A man without specialist rifle training (which even the US Sharpshooters didn't receive much of) was unable to apply fire correctly. The leader on the American continent in giving his men such training was Cleburne, and by late 1864 some specialised CS skirmishers had received such training. The Union never really seems to from what I read.
Cleburne's men made a practiced regimen of it, and were justly famed for their actions. But the problems with these weapons were no worse than with smoothbores (and probably the smoothbores were worse). ACW troops did not generally fire at the 300 yard or so distance people speak of for a host of reasons, one of them being this, but also to the rarity of having a clear line-of-sight for 300 yards and a general desire of commanders to reserve their fire to deliver a more destructive volley at closer ranges and maintain fire discipline.

BTW, the Europeans were not a lot better. For example, the Austrians in 1859 had a good tactical system, maybe a superior one for rifled muskets, but lost to the French through inadequate training. It seems performance at the annual reviews weighed heavily on the officer's chance for promotion, so Austrian officers had been playing fast and loose with the annual training drafts, keeping more of the 2nd-and-3rd year men than they were supposed to and sending too many of the 1st year men back home. When it came time to call out the reserves for a war, they still had the traditional Austrian bravery, but a very large portion of the men had had no effective training.

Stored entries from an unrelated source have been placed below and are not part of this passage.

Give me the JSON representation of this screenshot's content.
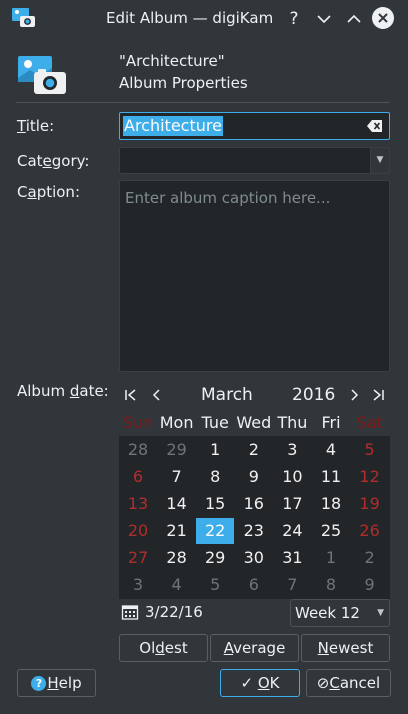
{
  "window": {
    "title": "Edit Album — digiKam"
  },
  "header": {
    "title": "\"Architecture\"",
    "subtitle": "Album Properties"
  },
  "form": {
    "title_label_pre": "",
    "title_label_ul": "T",
    "title_label_post": "itle:",
    "title_value": "Architecture",
    "category_label_pre": "Cat",
    "category_label_ul": "e",
    "category_label_post": "gory:",
    "category_value": "",
    "caption_label_pre": "C",
    "caption_label_ul": "a",
    "caption_label_post": "ption:",
    "caption_placeholder": "Enter album caption here...",
    "date_label_pre": "Album ",
    "date_label_ul": "d",
    "date_label_post": "ate:"
  },
  "calendar": {
    "month": "March",
    "year": "2016",
    "weekday_headers": [
      "Sun",
      "Mon",
      "Tue",
      "Wed",
      "Thu",
      "Fri",
      "Sat"
    ],
    "weeks": [
      [
        "28",
        "29",
        "1",
        "2",
        "3",
        "4",
        "5"
      ],
      [
        "6",
        "7",
        "8",
        "9",
        "10",
        "11",
        "12"
      ],
      [
        "13",
        "14",
        "15",
        "16",
        "17",
        "18",
        "19"
      ],
      [
        "20",
        "21",
        "22",
        "23",
        "24",
        "25",
        "26"
      ],
      [
        "27",
        "28",
        "29",
        "30",
        "31",
        "1",
        "2"
      ],
      [
        "3",
        "4",
        "5",
        "6",
        "7",
        "8",
        "9"
      ]
    ],
    "selected_day": "22",
    "date_value": "3/22/16",
    "week_value": "Week 12"
  },
  "buttons": {
    "oldest_pre": "Ol",
    "oldest_ul": "d",
    "oldest_post": "est",
    "average_pre": "",
    "average_ul": "A",
    "average_post": "verage",
    "newest_pre": "",
    "newest_ul": "N",
    "newest_post": "ewest",
    "help_pre": "",
    "help_ul": "H",
    "help_post": "elp",
    "ok_pre": "",
    "ok_ul": "O",
    "ok_post": "K",
    "cancel_pre": "",
    "cancel_ul": "C",
    "cancel_post": "ancel"
  },
  "colors": {
    "accent": "#3daee9",
    "background": "#31363b",
    "field": "#232629",
    "weekend": "#b22c2c"
  }
}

Having lost to the French (who thought they were getting whacked around pretty good and were thinking about asking for a truce after Magenta and Solferino when the Austrians asked them for peace terms), the Austrians looked for the causes. They decided the French had shown them the way to use the new rifled muskets was not the firepower-based system of the Archduke Charles -- it was the massed bayonet assault. So they gave up the old tactics and stressed new ones that emphasized bayonet attacks in column for the next seven years. Duh. These guys just got it wrong.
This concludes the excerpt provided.